Les quelques millimètres morts à la surface du sol – où la cohésion et la porosité n’est plus maintenue – expliquent un défaut fréquent : la battance de la terre. La pluie forme alors, en surface, une couche dure et imperméable à l’air et à l’eau, avec des conséquences assez aisées à imaginer : les particules fines de ces millimètres morts, non retenues, s’en vont boucher les porosités plus en profondeur. Et, si le sol est ensuite exposé au soleil, il verra rapidement sa température augmenter, l’eau qu’il contient encore s’évaporer et les effets de la sécheresse s’installer.

 

b. Le brassage des couches entre elles, lors du travail du sol, peut aller jusqu’à les inverser, lors d’un labour par exemple. Ramener en surface des micro-organismes des profondeurs et enterrer des micro-organismes de la surface les tue, tout simplement. Ils sont donc perdus pour les fonctions qu’ils remplissaient, ce n’est pas sorcier à comprendre. De plus, les nutriments stockés dans les grumeaux plus ou moins profonds sont consommés par des bactéries et des champignons, dès qu’ils sont ramenés en surface. La matière organique fraîche, enterrée loin des micro-organismes de surface habitués à les dégrader, va subir de mauvaises fermentations qui vont empoisonner les autres micro-organismes et les racines des plantes, fragilisant celles-ci jusqu’à les rendre malades. D’une manière générale, le fait d’avoir travaillé le sol va y incorporer beaucoup plus d’oxygène que nécessaire, ce qui va doper la vie du sol, au détriment de ses réserves.

 

c. Exporter la totalité de la récolte va imposer de ramener, à plus ou moins brève échéance, des éléments minéraux pour compenser.

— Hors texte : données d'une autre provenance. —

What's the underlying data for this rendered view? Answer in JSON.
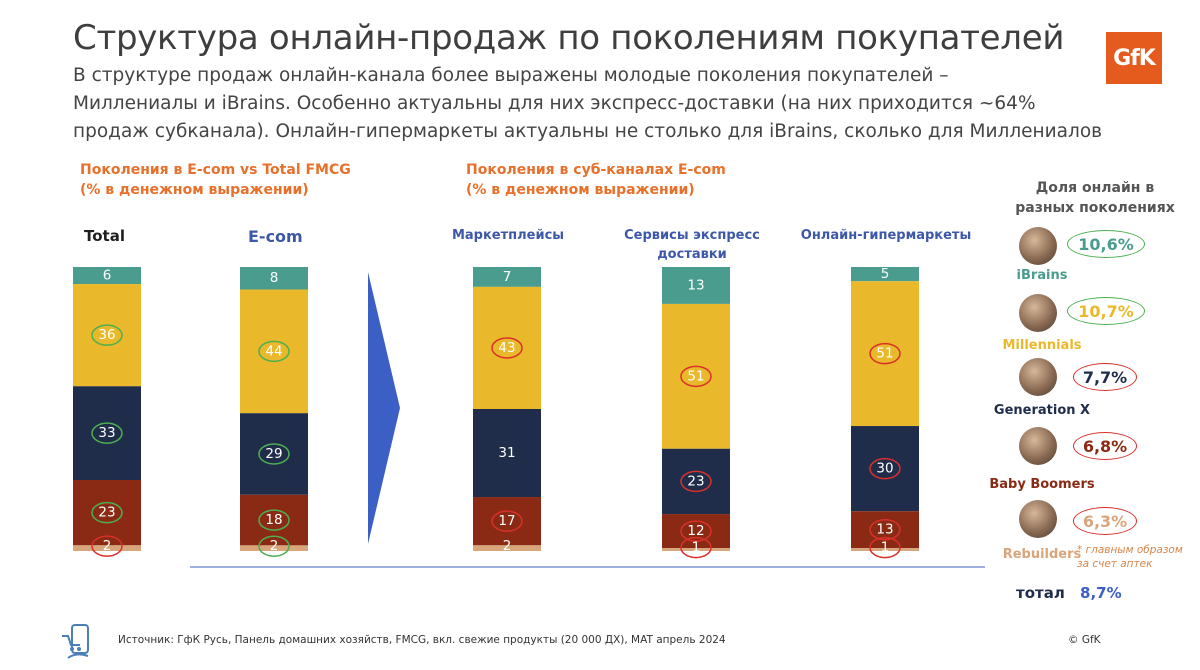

La vie dans le sol consomme, de toute façon, une petite partie de ses réserves pour se maintenir ; on estime souvent ce besoin à 2 %. La forme sous laquelle ces minéraux de compensation sont apportés a une grande importance car les micro-organismes de la litière se sélectionnent en fonction de ce qu’ils ont l’habitude de recevoir.

Comment un sol s’organise

S’il n’y a pas de litière, il faudra que d’autres micro-organismes prennent le relais. Si des minéraux sont présents de manière soluble, et non sous forme de matière organique, ils seront directement pompés par les plantes qui croient trouver de l’eau pure. Ces doses imprévues de minéraux, qu’elles vont tenter de diluer en pompant encore plus d’eau, pourront aller jusqu’à les empoisonner… Un apport extérieur de matière organique demandera, de toute façon, un gros travail de digestion par le sol. Tous les sols de la planète disposent, plus ou moins, des mêmes proportions des seize acides aminés qui résultent de la réorganisation de la matière azotée par les micro-organismes. Ce travail de digestion utilise des réserves du sol. Pour les restituer et permettre de nouvelles mises en réserve, il faut que différentes conditions soient réunies, notamment en ce qui concerne la composition de la matière organique, avec des parties très digestes et très énergétiques, comme des sucres, et, à l’opposé, des substances très peu digestes de longues chaînes carbonées qui auront pour fonction d’être des éléments architecturant les grumeaux du sol…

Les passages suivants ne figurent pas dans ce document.